What's the best way to sync large amounts of data around the world?

https://stackoverflow.com/questions/233966

04-07-2019
|

Question

I have a great deal of data to keep synchronized over 4 or 5 sites around the world, around half a terabyte at each site. This changes (either adds or changes) by around 1.4 Gigabytes per day, and the data can change at any of the four sites.

A large percentage (30%) of the data is duplicate packages (Perhaps packaged-up JDKs), so the solution would have to include a way of picking up the fact that there are such things lying aruond on the local machine and grab them instead of downloading from another site.

The control of versioning is not an issue, this is not a codebase per-se.

I'm just interested if there are any solutions out there (preferably open-source) that get close to such a thing?

My baby script using rsync doesn't cut the mustard any more, I'd like to do more complex, intelligent synchronization.

Thanks

Edit : This should be UNIX based :)

Solution

Have you tried Unison?

I've had good results with it. It's basically a smarter rsync, which maybe is what you want. There is a listing comparing file syncing tools here.

OTHER TIPS

Sounds like a job for BitTorrent.

For each new file at each site, create a bittorrent seed file and put it into centralized web-accessible dir.

Each site then downloads (via bittorrent) all files. This will gen you bandwidth sharing and automatic local copy reuse.

Actual recipe will depend on your need. For example, you can create 1 bittorrent seed for each file on each host, and set modification time of the seed file to be the same as the modification time of the file itself. Since you'll be doing it daily (hourly?) it's better to use something like "make" to (re-)create seed files only for new or updated files.

Then you copy all seed files from all hosts to the centralized location ("tracker dir") with option "overwrite only if newer". This gets you a set of torrent seeds for all newest copies of all files.

Then each host downloads all seed files (again, with "overwrite if newer setting") and starts bittorrent download on all of them. This will download/redownload all the new/updated files.

Rince and repeat, daily.

BTW, there will be no "downloading from itself", as you said in the comment. If file is already present on the local host, its checksum will be verified, and no downloading will take place.

How about something along the lines of Red Hat's Global Filesystem, so that the whole structure is split across every site onto multiple devices, rather than having it all replicated at each location?

Or perhaps a commercial network storage system such as from LeftHand Networks (disclaimer - I have no idea on cost, and haven't used them).

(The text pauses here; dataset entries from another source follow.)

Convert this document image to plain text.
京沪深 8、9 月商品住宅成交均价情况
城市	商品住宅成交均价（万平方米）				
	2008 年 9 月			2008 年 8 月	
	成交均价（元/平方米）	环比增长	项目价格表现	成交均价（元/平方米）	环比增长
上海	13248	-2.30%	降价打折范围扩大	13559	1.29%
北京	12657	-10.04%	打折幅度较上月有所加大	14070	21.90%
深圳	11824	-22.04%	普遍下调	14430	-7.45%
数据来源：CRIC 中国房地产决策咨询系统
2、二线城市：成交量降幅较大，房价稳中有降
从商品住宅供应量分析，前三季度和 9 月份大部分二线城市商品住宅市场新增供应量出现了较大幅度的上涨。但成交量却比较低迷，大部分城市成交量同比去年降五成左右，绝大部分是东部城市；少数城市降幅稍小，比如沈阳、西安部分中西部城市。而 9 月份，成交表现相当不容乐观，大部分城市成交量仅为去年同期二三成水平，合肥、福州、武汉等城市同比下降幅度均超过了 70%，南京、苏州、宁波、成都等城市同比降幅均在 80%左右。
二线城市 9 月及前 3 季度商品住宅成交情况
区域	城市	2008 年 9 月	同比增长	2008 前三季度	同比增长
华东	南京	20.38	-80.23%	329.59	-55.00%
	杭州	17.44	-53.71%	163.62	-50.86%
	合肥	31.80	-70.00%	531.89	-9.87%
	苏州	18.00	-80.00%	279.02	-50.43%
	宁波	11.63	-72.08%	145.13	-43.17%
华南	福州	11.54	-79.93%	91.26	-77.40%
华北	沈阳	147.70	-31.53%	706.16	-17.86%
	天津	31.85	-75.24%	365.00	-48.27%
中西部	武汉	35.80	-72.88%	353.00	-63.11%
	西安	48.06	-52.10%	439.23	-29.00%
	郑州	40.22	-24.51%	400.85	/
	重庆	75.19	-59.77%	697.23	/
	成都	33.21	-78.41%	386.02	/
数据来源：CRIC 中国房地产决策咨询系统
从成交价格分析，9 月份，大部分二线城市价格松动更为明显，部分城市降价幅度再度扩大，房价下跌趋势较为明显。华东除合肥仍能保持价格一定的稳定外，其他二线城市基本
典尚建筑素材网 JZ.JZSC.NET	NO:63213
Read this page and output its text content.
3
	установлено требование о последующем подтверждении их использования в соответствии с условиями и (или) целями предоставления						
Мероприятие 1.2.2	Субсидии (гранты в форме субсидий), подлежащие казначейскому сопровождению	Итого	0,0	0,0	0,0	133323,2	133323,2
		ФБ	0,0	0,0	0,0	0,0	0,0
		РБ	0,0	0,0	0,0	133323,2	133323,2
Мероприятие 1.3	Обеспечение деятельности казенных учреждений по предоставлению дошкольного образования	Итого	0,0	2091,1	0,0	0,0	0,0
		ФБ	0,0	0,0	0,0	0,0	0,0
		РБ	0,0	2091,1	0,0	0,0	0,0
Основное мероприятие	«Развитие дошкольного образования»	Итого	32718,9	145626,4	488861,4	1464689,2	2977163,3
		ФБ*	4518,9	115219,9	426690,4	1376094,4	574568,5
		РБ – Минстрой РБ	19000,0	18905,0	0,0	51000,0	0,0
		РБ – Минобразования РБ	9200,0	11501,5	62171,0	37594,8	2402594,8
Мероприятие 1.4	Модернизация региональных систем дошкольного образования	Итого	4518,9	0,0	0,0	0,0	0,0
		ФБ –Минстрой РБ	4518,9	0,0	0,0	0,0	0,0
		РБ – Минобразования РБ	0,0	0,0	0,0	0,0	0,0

You have a lot of options:

You can try out to set up replicated DB to store data.
Use combination of rsync or lftp and custom scripts, but that doesn't suit you.
Use git repos with max compressions and sync between them using some scripts
Since the amount of data is rather large, and probably important, do either some custom development on hire an expert ;)

Check out super flexible.... it's pretty cool, haven't used it in a large scale environment, but on a 3-node system it seemed to work perfectly.

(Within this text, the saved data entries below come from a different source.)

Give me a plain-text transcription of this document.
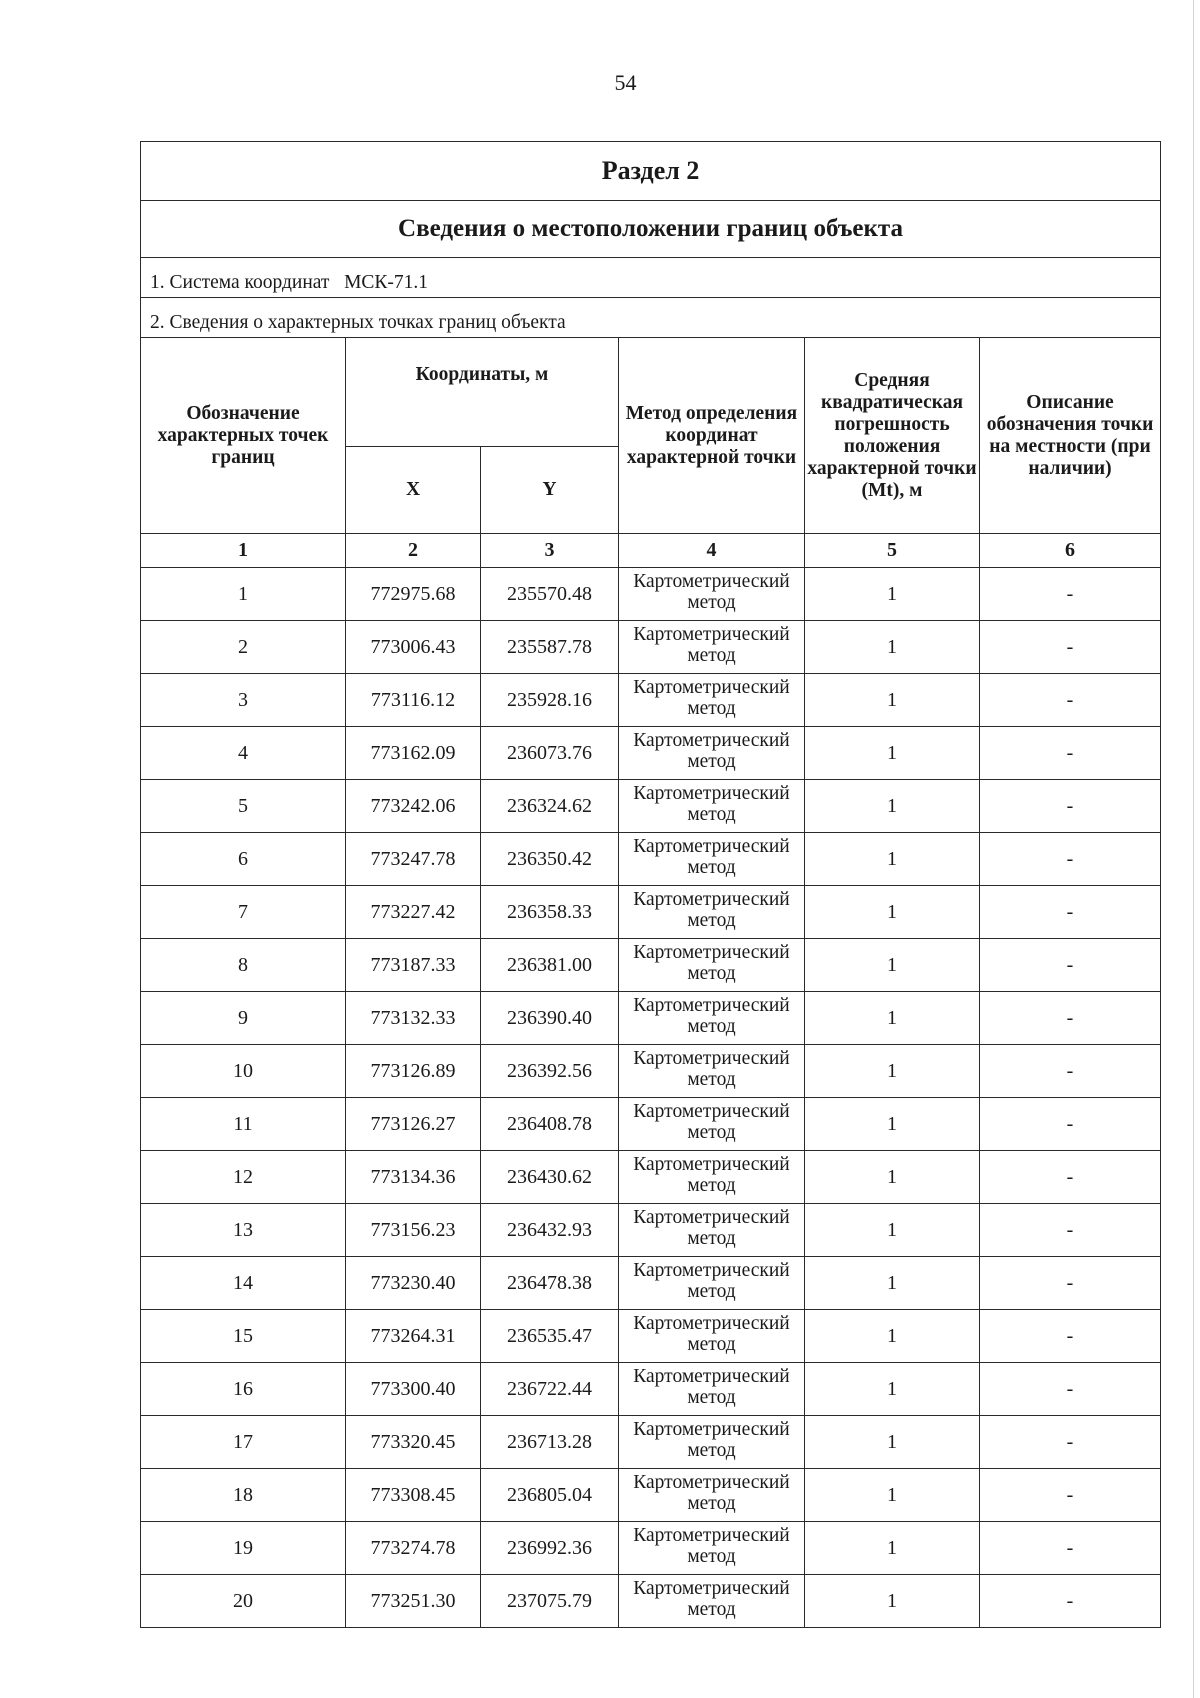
54
Раздел 2					
Сведения о местоположении границ объекта					
1. Система координат МСК-71.1					
2. Сведения о характерных точках границ объекта					
Обозначение характерных точек границ	Координаты, м		Метод определения координат характерной точки	Средняя квадратическая погрешность положения характерной точки (Mt), м	Описание обозначения точки на местности (при наличии)
	X	Y			
1	2	3	4	5	6
1	772975.68	235570.48	Картометрический метод	1	-
2	773006.43	235587.78	Картометрический метод	1	-
3	773116.12	235928.16	Картометрический метод	1	-
4	773162.09	236073.76	Картометрический метод	1	-
5	773242.06	236324.62	Картометрический метод	1	-
6	773247.78	236350.42	Картометрический метод	1	-
7	773227.42	236358.33	Картометрический метод	1	-
8	773187.33	236381.00	Картометрический метод	1	-
9	773132.33	236390.40	Картометрический метод	1	-
10	773126.89	236392.56	Картометрический метод	1	-
11	773126.27	236408.78	Картометрический метод	1	-
12	773134.36	236430.62	Картометрический метод	1	-
13	773156.23	236432.93	Картометрический метод	1	-
14	773230.40	236478.38	Картометрический метод	1	-
15	773264.31	236535.47	Картометрический метод	1	-
16	773300.40	236722.44	Картометрический метод	1	-
17	773320.45	236713.28	Картометрический метод	1	-
18	773308.45	236805.04	Картометрический метод	1	-
19	773274.78	236992.36	Картометрический метод	1	-
20	773251.30	237075.79	Картометрический метод	1	-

Sounds like a job for Foldershare

Have you tried the detect-renamed patch for rsync (http://samba.anu.edu.au/ftp/rsync/dev/patches/detect-renamed.diff)? I haven't tried it myself, but I wonder whether it will detect not just renamed but also duplicated files. If it won't detect duplicated files, then, I guess, it might be possible to modify the patch to do so.

Licensed under: CC-BY-SA with attribution

Not affiliated with StackOverflow